キミじゃなきゃダメなんだ
シャーペンを意味もなくくるくる動かす。
そしてさらにノートの端にうさぎさんの落書きをすると、すかさず先輩がうさぎさんを消した。ああ....
「なんでうさぴょん消しちゃうんですか....」
「君が勉強せずに落書きするからでしょ。てゆーかうさぴょんって何」
「私の書いたうさぎさんはみんなうさぴょんになるんですよ....」
「...そう。とりあえずうさぴょんはいいから数学して」
先輩がうさぴょんとか言うとちょっと可愛いからムカついた。
私がうさぴょんって言ってもアホにしか見えないのに、先輩が言うとラブリーに感じる。この差はなんだ。顔か。

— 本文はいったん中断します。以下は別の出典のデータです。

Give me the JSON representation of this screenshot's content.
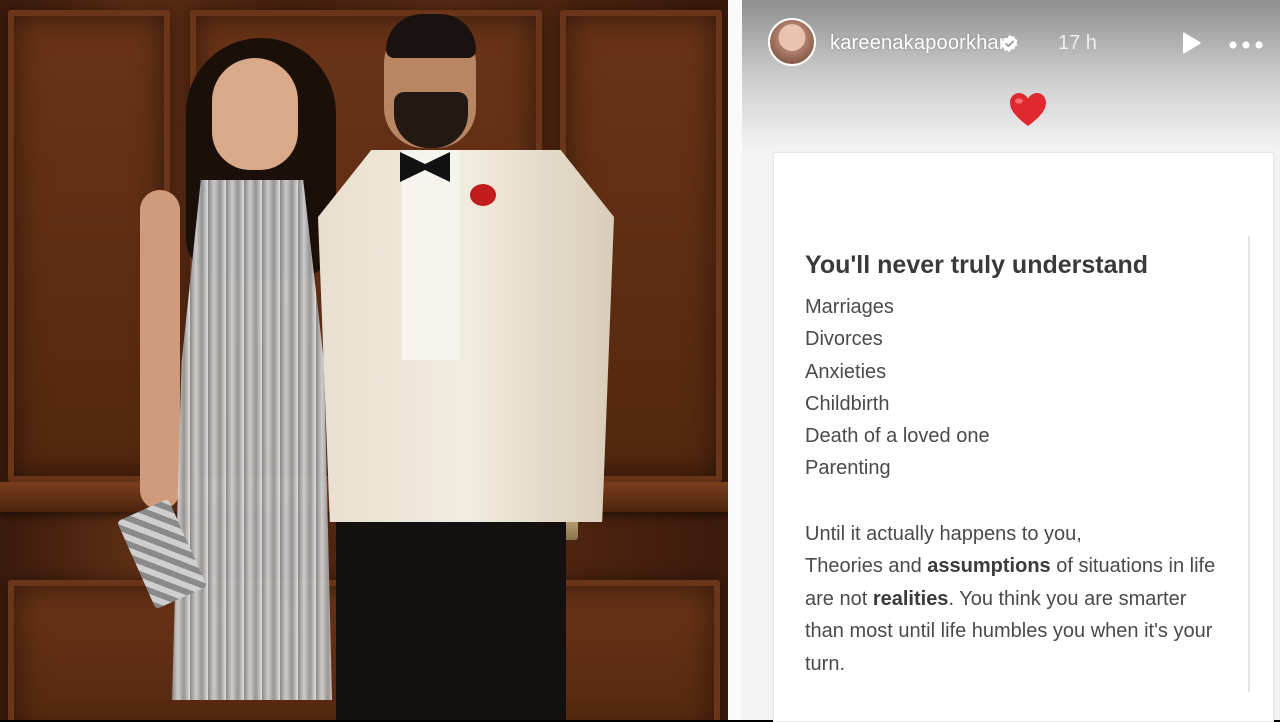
{
  "story": {
    "username": "kareenakapoorkhan",
    "verified": true,
    "time_ago": "17 h",
    "sticker": "heart-emoji",
    "colors": {
      "heart": "#e0282f",
      "verified": "#3897f0",
      "card_bg": "#ffffff",
      "text": "#4a4a4a"
    }
  },
  "card": {
    "headline": "You'll never truly understand",
    "items": [
      "Marriages",
      "Divorces",
      "Anxieties",
      "Childbirth",
      "Death of a loved one",
      "Parenting"
    ],
    "paragraph": {
      "line1": "Until it actually happens to you,",
      "p2_a": "Theories and ",
      "p2_b": "assumptions",
      "p2_c": " of situations in life are not ",
      "p2_d": "realities",
      "p2_e": ". You think you are smarter than most until life humbles you when it's your turn."
    }
  },
  "icons": {
    "play": "play-icon",
    "more": "more-options-icon",
    "verified": "verified-badge-icon"
  }
}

私は仕方なくシャーペンを持ち直しながら、ぶーっと頬を膨らませた。
「やる気ないのが不満というか...ただちょっと、もったいないなあって思っただけです。みんなで頑張るの、楽しいですよ」
「頑張る理由がよくわからない」
「そりゃ、勝利のためですよ。クラスとか、自分の団の」
「その勝利に興味がわかないんだよ」
ううう....こりゃダメだ。
先輩にはこう、根本的に、体育祭で頑張る理由がないんだな。
私は、とりあえずあの雰囲気だけで、楽しんじゃうタイプだからなあ。